Member of the Chamber of Fasces and Corporations
- In office 23 March 1939 – 5 August 1943

Personal details
- Born: 19 August 1898 Poggio Renatico, Kingdom of Italy
- Died: 11 January 1944 (aged 45) Verona, Veneto, Italian Social Republic
- Cause of death: Execution by firing squad
- Party: National Fascist Party

Military service
- Allegiance: Kingdom of Italy
- Branch/service: Royal Italian Army
- Years of service: 1917-1918, 1941
- Rank: Captain
- Battles/wars: World War I; World War II North African campaign; ;
- Awards: Bronze Medal of Military Valour

= Carlo Pareschi =

Italian politician (1898–1944)

Carlo Pareschi (19 August 1898 - 11 January 1944) was an Italian Fascist politician, member of the Grand Council of Fascism and minister of agriculture of the Kingdom of Italy from 1941 to 1943.

==Biography==
A renowned agronomist, he fought in World War I as lieutenant in the 6th Heavy Artillery Regiment, earning a Bronze Medal of Military Valour.
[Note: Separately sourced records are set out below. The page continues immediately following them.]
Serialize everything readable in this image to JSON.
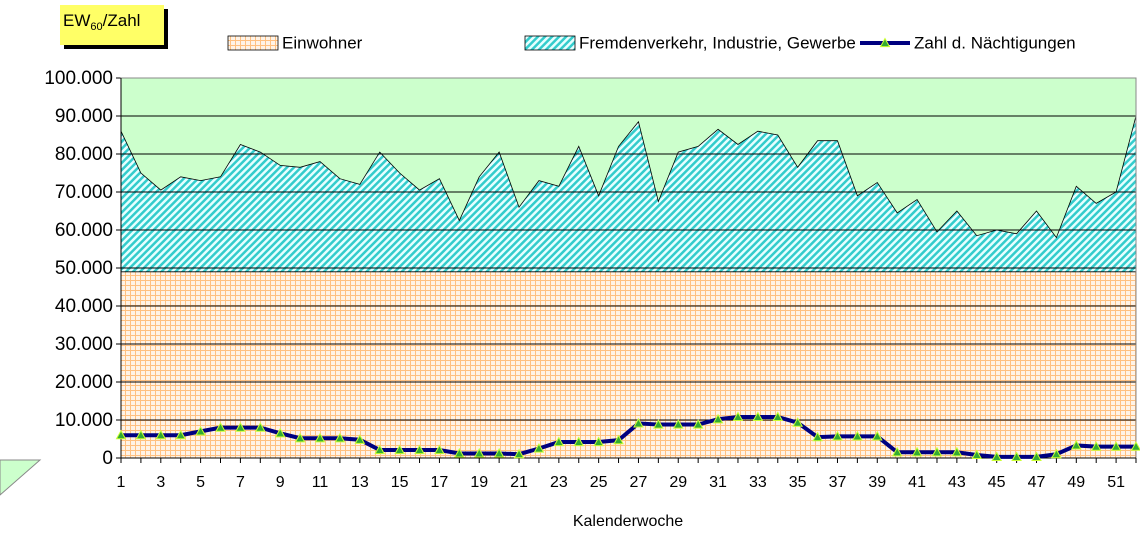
{
  "chart_data": {
    "type": "stacked-area-line",
    "ylabel": {
      "main": "EW",
      "sub": "60",
      "rest": "/Zahl"
    },
    "xlabel": "Kalenderwoche",
    "categories": [
      1,
      null,
      3,
      null,
      5,
      null,
      7,
      null,
      9,
      null,
      11,
      null,
      13,
      null,
      15,
      null,
      17,
      null,
      19,
      null,
      21,
      null,
      23,
      null,
      25,
      null,
      27,
      null,
      29,
      null,
      31,
      null,
      33,
      null,
      35,
      null,
      37,
      null,
      39,
      null,
      41,
      null,
      43,
      null,
      45,
      null,
      47,
      null,
      49,
      null,
      51,
      null
    ],
    "series": [
      {
        "name": "Einwohner",
        "color": "#ffcc99",
        "kind": "area",
        "values": [
          49000,
          49000,
          49000,
          49000,
          49000,
          49000,
          49000,
          49000,
          49000,
          49000,
          49000,
          49000,
          49000,
          49000,
          49000,
          49000,
          49000,
          49000,
          49000,
          49000,
          49000,
          49000,
          49000,
          49000,
          49000,
          49000,
          49000,
          49000,
          49000,
          49000,
          49000,
          49000,
          49000,
          49000,
          49000,
          49000,
          49000,
          49000,
          49000,
          49000,
          49000,
          49000,
          49000,
          49000,
          49000,
          49000,
          49000,
          49000,
          49000,
          49000,
          49000,
          49000
        ]
      },
      {
        "name": "Fremdenverkehr, Industrie, Gewerbe",
        "color": "#33cccc",
        "kind": "area",
        "values": [
          37000,
          26000,
          21500,
          25000,
          24000,
          25000,
          33500,
          31500,
          28000,
          27500,
          29000,
          24500,
          23000,
          31500,
          26000,
          21500,
          24500,
          13500,
          25000,
          31500,
          17000,
          24000,
          22500,
          33000,
          20000,
          33000,
          39500,
          18500,
          31500,
          33000,
          37500,
          33500,
          37000,
          36000,
          27500,
          34500,
          34500,
          20000,
          23500,
          15500,
          19000,
          10500,
          16000,
          9500,
          11000,
          10000,
          16000,
          9000,
          22500,
          18000,
          21000,
          41000
        ]
      },
      {
        "name": "Zahl d. Nächtigungen",
        "color": "#000080",
        "kind": "line",
        "values": [
          6000,
          6000,
          6000,
          6000,
          7000,
          8000,
          8000,
          8000,
          6500,
          5200,
          5200,
          5200,
          4800,
          2100,
          2100,
          2100,
          2100,
          1200,
          1200,
          1200,
          1000,
          2500,
          4200,
          4200,
          4200,
          4700,
          9100,
          8800,
          8800,
          8800,
          10200,
          10800,
          10800,
          10800,
          9300,
          5500,
          5700,
          5700,
          5700,
          1500,
          1500,
          1500,
          1500,
          800,
          300,
          300,
          300,
          1000,
          3300,
          3000,
          3000,
          3000
        ]
      }
    ],
    "ylim": [
      0,
      100000
    ],
    "yticks": [
      0,
      {
        "value": 10000,
        "label": "10.000"
      },
      {
        "value": 20000,
        "label": "20.000"
      },
      {
        "value": 30000,
        "label": "30.000"
      },
      {
        "value": 40000,
        "label": "40.000"
      },
      {
        "value": 50000,
        "label": "50.000"
      },
      {
        "value": 60000,
        "label": "60.000"
      },
      {
        "value": 70000,
        "label": "70.000"
      },
      {
        "value": 80000,
        "label": "80.000"
      },
      {
        "value": 90000,
        "label": "90.000"
      },
      {
        "value": 100000,
        "label": "100.000"
      }
    ],
    "grid": true,
    "plot_background": "#ccffcc",
    "legend": "top"
  }
}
After the war, he joined the Fascist Party in the early 1920s. From 1928 to 1932 he was general secretary of the Fascist Confederation of Farmers, and in 1933 he became a member of the Grand Council of Fascism, although he did not personally attend its sessions during the 1930s. In 1941, during World War II, he volunteered for the front and was sent to North Africa with the rank of artillery Captain, but was recalled after a few months to be appointed president of the Fascist Confederation of Farmers and then Minister of Agriculture.

He attended the Grand Council of Fascism for the first time on 25 July 1943, when he was among those who voted in favor of the motion of no confidence against Benito Mussolini, having been persuaded to do so by Dino Grandi. To those who pointed out that the approval of Grandi's order of the day would result in the resignation of the Duce, Pareschi replied "these are merely words, nothing will ever change, as usual". Even after the arrest of Benito Mussolini, considering himself a "technician" lent almost unwillingly to politics, he did not foresee desire for revenge of the Fascists and remained in Rome, where in early October 1943, after the Armistice of Cassibile and the German takeover, he was arrested by the authorities of the newly established Italian Social Republic.

Tried for treason at the Verona Trial, he was sentenced to death and executed by firing squad on 11 January 1944, along with Galeazzo Ciano, Emilio De Bono, Luciano Gottardi and Giovanni Marinelli.